Trump order on aquaculture is needed in Canada: Meeker

EVANSVILLE—An executive order signed by US President Donald Trump promoting American seafood competitiveness and economic growth is good news for the aquaculture industry in the States and is something that is needed in Canada, says a local aquaculture operator.

“Yes, we need the same thing here in Canada, but we are always so slow to move on any of this. Maybe when this really takes hold in the US the Canadian government will pay attention and follow along,” stated Mike Meeker, of Meeker Aquaculture, responding to the May executive order.

“The bottom line is that this is a huge, huge thing for the industry,” said Mr. Meeker. “The president promised he would get rid of or lessen the political bureaucracy in this industry, to get it going in the US. If the same thing ever happens in Canada I will be shocked.”

The executive order focuses on promoting American seafood competitiveness and economic growth. “By the authority vested in me as president of the Constitution and the laws of the United States of America, and in order to strengthen the American economy, improve the competitiveness of American industry, ensure food security, provide environmentally safe and sustainable seafood, support American workers, ensure co-ordinated, predictable and transparent federal actions and remove unnecessary regulatory burdens.”

The order outlines its purpose: “America needs a vibrant and competitive seafood industry to create and sustain American jobs, put safe and healthy food on American tables and contribute to the American economy. Despite America’s bountiful aquatic resources, by weight our nation imports over 85 percent of the seafood consumed in the United States. At the same time, illegal, unreported and unregulated fishing undermines the sustainability of American and global seafood stocks, negatively affects general ecosystem health and unfairly competes with the products of law-abiding fishermen and seafood industries around the world. More effective permitting related to offshore aquaculture and additional streamlining of fishery regulations have the potential to revolutionize American seafood production, enhance rural prosperity and improve the quality of American lives. By removing outdated and unnecessarily burdensome regulations, strengthening efforts to combat illegal, unreported and unregulated fishing, improving the transparency and efficiency of environmental review and renewing our focus on long-term strategic planning to facilitate aquaculture projects, we can protect our aquatic environments, revitalize our nation’s seafood industry, get more Americans back to work and put healthy, safe food our families’ tables.”

In terms of policy, the order provides the US federal government to identify and remove unnecessary regulatory barriers restricting American fishermen and aquaculture producers; combat illegal, unreported and unregulated fishing; and provide good stewardship of public funds and stakeholders.

“I’m involved in three different aquaculture projects in the US, one in New York and two in Florida,” said Mr. Meeker. “I’ve been disappointed because the political bureaucracy has been as bad in the US as it is in Canada. Now, in one fell swoop all of this has changed, as Mr.
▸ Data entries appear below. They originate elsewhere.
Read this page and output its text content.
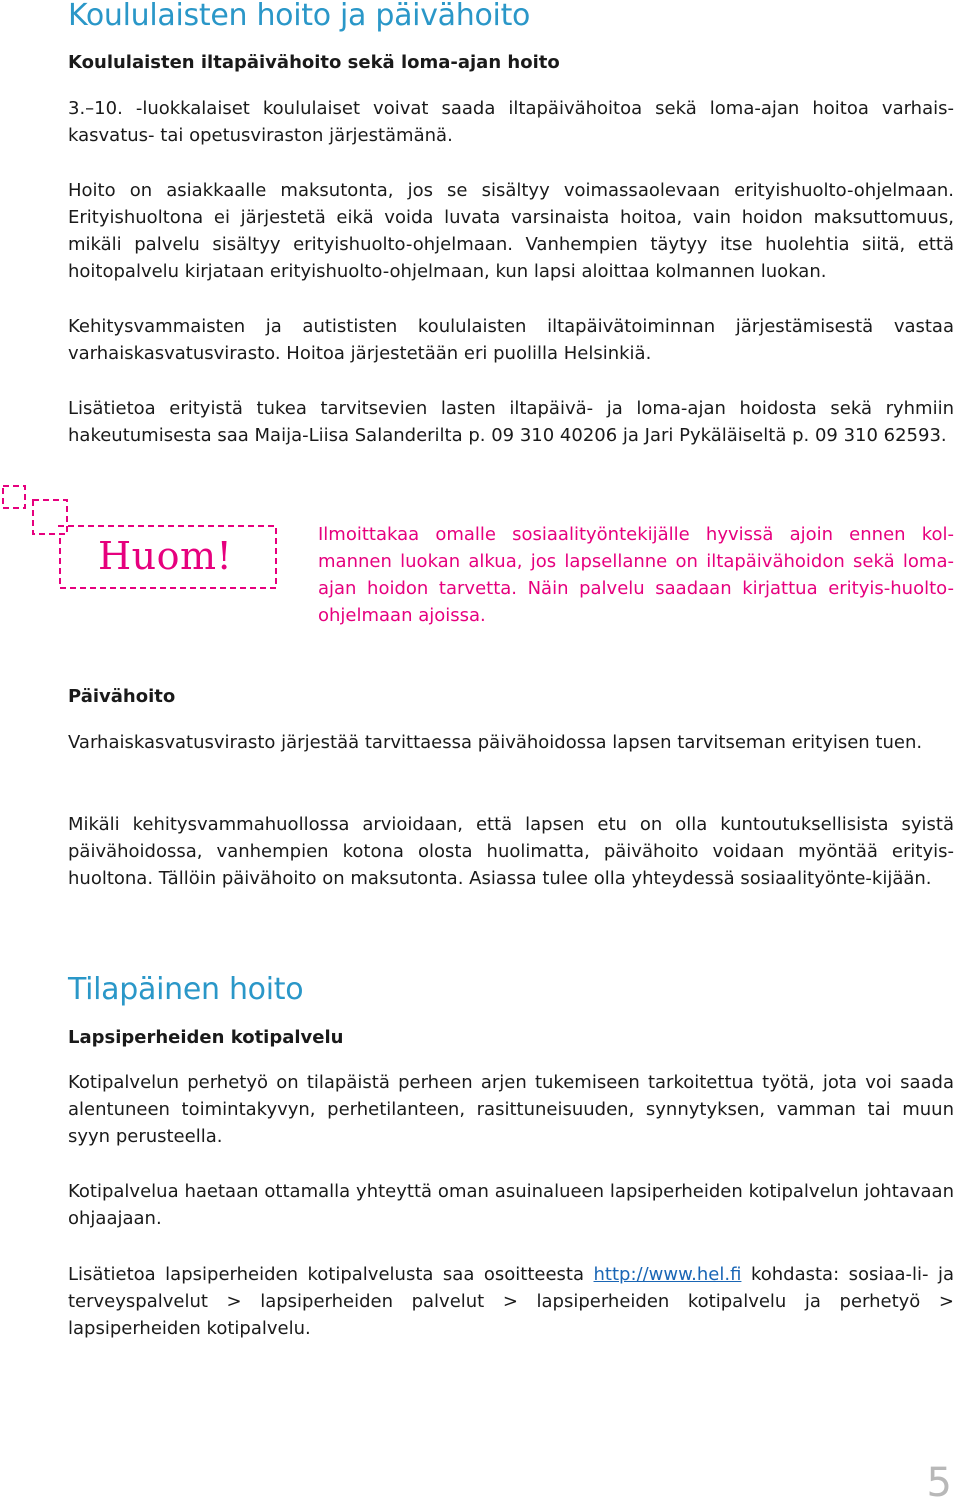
Koululaisten hoito ja päivähoito
Koululaisten iltapäivähoito sekä loma-ajan hoito

3.–10. -luokkalaiset koululaiset voivat saada iltapäivähoitoa sekä loma-ajan hoitoa varhais-kasvatus- tai opetusviraston järjestämänä.

Hoito on asiakkaalle maksutonta, jos se sisältyy voimassaolevaan erityishuolto-ohjelmaan. Erityishuoltona ei järjestetä eikä voida luvata varsinaista hoitoa, vain hoidon maksuttomuus, mikäli palvelu sisältyy erityishuolto-ohjelmaan. Vanhempien täytyy itse huolehtia siitä, että hoitopalvelu kirjataan erityishuolto-ohjelmaan, kun lapsi aloittaa kolmannen luokan.

Kehitysvammaisten ja autististen koululaisten iltapäivätoiminnan järjestämisestä vastaa varhaiskasvatusvirasto. Hoitoa järjestetään eri puolilla Helsinkiä.

Lisätietoa erityistä tukea tarvitsevien lasten iltapäivä- ja loma-ajan hoidosta sekä ryhmiin hakeutumisesta saa Maija-Liisa Salanderilta p. 09 310 40206 ja Jari Pykäläiseltä p. 09 310 62593.

Huom!	Ilmoittakaa omalle sosiaalityöntekijälle hyvissä ajoin ennen kol-mannen luokan alkua, jos lapsellanne on iltapäivähoidon sekä loma-ajan hoidon tarvetta. Näin palvelu saadaan kirjattua erityis-huolto-ohjelmaan ajoissa.

Päivähoito

Varhaiskasvatusvirasto järjestää tarvittaessa päivähoidossa lapsen tarvitseman erityisen tuen.

Mikäli kehitysvammahuollossa arvioidaan, että lapsen etu on olla kuntoutuksellisista syistä päivähoidossa, vanhempien kotona olosta huolimatta, päivähoito voidaan myöntää erityis-huoltona. Tällöin päivähoito on maksutonta. Asiassa tulee olla yhteydessä sosiaalityönte-kijään.

Tilapäinen hoito
Lapsiperheiden kotipalvelu

Kotipalvelun perhetyö on tilapäistä perheen arjen tukemiseen tarkoitettua työtä, jota voi saada alentuneen toimintakyvyn, perhetilanteen, rasittuneisuuden, synnytyksen, vamman tai muun syyn perusteella.

Kotipalvelua haetaan ottamalla yhteyttä oman asuinalueen lapsiperheiden kotipalvelun johtavaan ohjaajaan.

Lisätietoa lapsiperheiden kotipalvelusta saa osoitteesta http://www.hel.fi kohdasta: sosiaa-li- ja terveyspalvelut > lapsiperheiden palvelut > lapsiperheiden kotipalvelu ja perhetyö > lapsiperheiden kotipalvelu.

5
Trump said he would.” He noted, “I talked to a couple of people in the industry in the US and they say it is huge, aquaculture licences will be processed quickly and efficiently. It’s what we need in Canada, and don’t have.”

“Everyone I talked to in the US, both government and industry, say this is massive and will change everything,” continued Mr. Meeker. “In Canada we’ve said if our government truly got behind our industry we could do a lot of things that would benefit a lot of people, the industry and economically.” The order is also a big step forward for commercial fishing as well in the US and aquaculture to grow fish. It’s exactly what we need in Canada. I don’t think I will be alive if it ever happens here.” 

“We could grow fish to supply the entire country,” said Mr. Meeker. “We have the ability to grow fish, but because of government regulations and restrictions, we can’t move forward like we could.” He pointed out for instance millions of rainbow trout imported into Ontario could be grown and raised here in an environmentally positive way. 

“The executive order means fish that come into the US will be subject to the same scrutiny as fish US and Canada is selling,” continued Mr. Meeker. “Some countries like China have virtually no standards, no screening at all. This order makes it easier for commercial fishermen and the aquaculture industry to grow and sell fish. It’s huge. The red tape is one of the reasons I’m so involved in projects outside of Canada. Trying to do anything in Canada in this industry is like pulling teeth from a tiger. Maybe when this takes hold in the US the Canadian government will pay attention and follow the lead.”